Question

What is the coordinates of the center of an ellipse defined by the equation 16x^2 + 25y^2 + 160x - 200y + 400 = 0 ? Please give solution .

Answer 1

16x^2 + 25y^2 + 160x - 200y + 400 = 0     Rearrange and regroup.

(16x^2 + 160x) + (25y^2 - 200y ) = 0-400.     Group the xs together and the ys together.

16(X^2 + 10x) + 25(y^2-8y) = -400.     Factorising.

We are going to use completing the square method.

Coefficient of x in the first expression = 10.

Half of it = 1/2 * 10 = 5. (Note this value)

Square it = 5^2  = 25.     (Note this value)


Coefficient of y in the second expression = -8.

Half of it = 1/2 * -8 = -4. (Note this value)

Square it = (-4)^2  = 16. (Note this value)

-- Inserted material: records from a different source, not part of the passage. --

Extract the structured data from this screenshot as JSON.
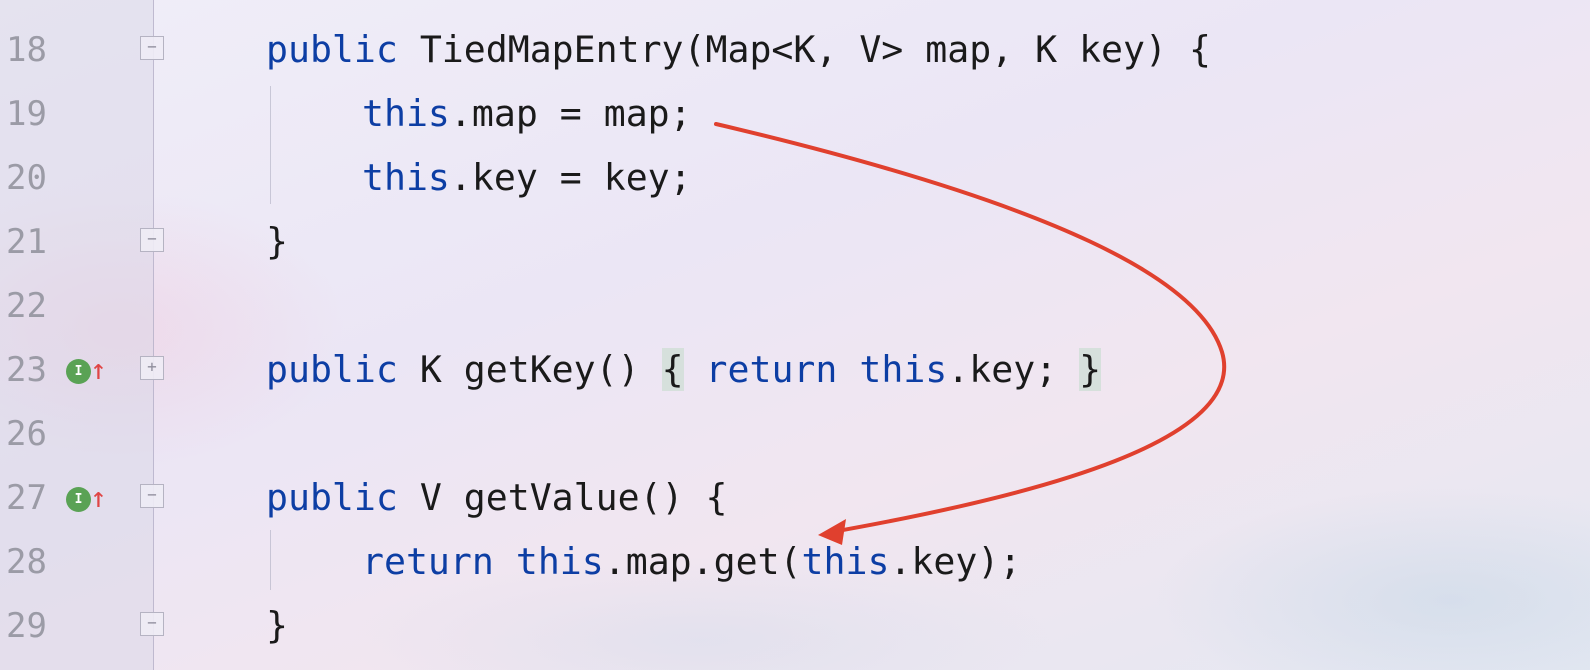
{
  "editor": {
    "accent_colors": {
      "keyword": "#0d3ea4",
      "text": "#1a1a1a",
      "line_number": "#9b9ba6",
      "annotation_arrow": "#e0402e",
      "implements_badge": "#5aa255"
    },
    "lines": [
      {
        "number": "18",
        "tokens": [
          [
            "kw",
            "public"
          ],
          [
            "t",
            " TiedMapEntry(Map<K, V> map, K key) {"
          ]
        ],
        "indent": 0,
        "fold": "open",
        "badge": false
      },
      {
        "number": "19",
        "tokens": [
          [
            "kw",
            "this"
          ],
          [
            "t",
            ".map = map;"
          ]
        ],
        "indent": 1,
        "fold": "",
        "badge": false
      },
      {
        "number": "20",
        "tokens": [
          [
            "kw",
            "this"
          ],
          [
            "t",
            ".key = key;"
          ]
        ],
        "indent": 1,
        "fold": "",
        "badge": false
      },
      {
        "number": "21",
        "tokens": [
          [
            "t",
            "}"
          ]
        ],
        "indent": 0,
        "fold": "close",
        "badge": false
      },
      {
        "number": "22",
        "tokens": [],
        "indent": 0,
        "fold": "",
        "badge": false
      },
      {
        "number": "23",
        "tokens": [
          [
            "kw",
            "public"
          ],
          [
            "t",
            " K getKey() "
          ],
          [
            "hl",
            "{"
          ],
          [
            "t",
            " "
          ],
          [
            "kw",
            "return"
          ],
          [
            "t",
            " "
          ],
          [
            "kw",
            "this"
          ],
          [
            "t",
            ".key; "
          ],
          [
            "hl",
            "}"
          ]
        ],
        "indent": 0,
        "fold": "collapsed",
        "badge": true
      },
      {
        "number": "26",
        "tokens": [],
        "indent": 0,
        "fold": "",
        "badge": false
      },
      {
        "number": "27",
        "tokens": [
          [
            "kw",
            "public"
          ],
          [
            "t",
            " V getValue() {"
          ]
        ],
        "indent": 0,
        "fold": "open",
        "badge": true
      },
      {
        "number": "28",
        "tokens": [
          [
            "kw",
            "return"
          ],
          [
            "t",
            " "
          ],
          [
            "kw",
            "this"
          ],
          [
            "t",
            ".map.get("
          ],
          [
            "kw",
            "this"
          ],
          [
            "t",
            ".key);"
          ]
        ],
        "indent": 1,
        "fold": "",
        "badge": false
      },
      {
        "number": "29",
        "tokens": [
          [
            "t",
            "}"
          ]
        ],
        "indent": 0,
        "fold": "close",
        "badge": false
      }
    ],
    "badge_label": "I",
    "fold_open_symbol": "−",
    "fold_collapsed_symbol": "+",
    "up_arrow_symbol": "↑"
  }
}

We are going to carry out a manipulation of completing the square with the values

25 and 16.  By adding and substracting it.


16(X^2 + 10x) + 25(y^2-8y) = -400

16(X^2 + 10x + 25 -25) + 25(y^2-8y + 16 -16) = -400

Note that +25 - 25 = 0.    +16 -16 = 0. So the equation is not altered.

16(X^2 + 10x + 25) -16(25) + 25(y^2-8y + 16) -25(16) = -400


16(X^2 + 10x + 25) + 25(y^2-8y + 16)  = -400 +16(25) + 25(16)    Transferring the terms -16(25) and -25(16)

to other side of equation.  And 16*25 = 400


16(X^2 + 10x + 25) + 25(y^2-8y + 16)  = 25(16)


16(X^2 + 10x + 25) + 25(y^2-8y + 16)  = 400

We now complete the square by using the value when coefficient was halved.


16(x-5)^2 + 25(y-4)^2  = 400

Divide both sides of the equation by 400


(16(x-5)^2)/400 + (25(y-4)^2)/400  = 400/400              Note also that, 16*25 = 400.


((x-5)^2)/25 + ((y-4)^2)/16  = 1

((x-5)^2)/(5^2) + ((y-4)^2)/(4^2)  = 1


Comparing to the general format of an ellipse.

((x-h)^2)/(a^2) + ((y-k)^2)/(b^2)  = 1


Coordinates of the center = (h,k).

Comparing   with above   (x-5) = (x - h) , h = 5.

Comparing   with above   (y-k) = (y - k) , k = 4.

Therefore center = (h,k) = (5,4).

Sorry the answer came a little late.  Cheers.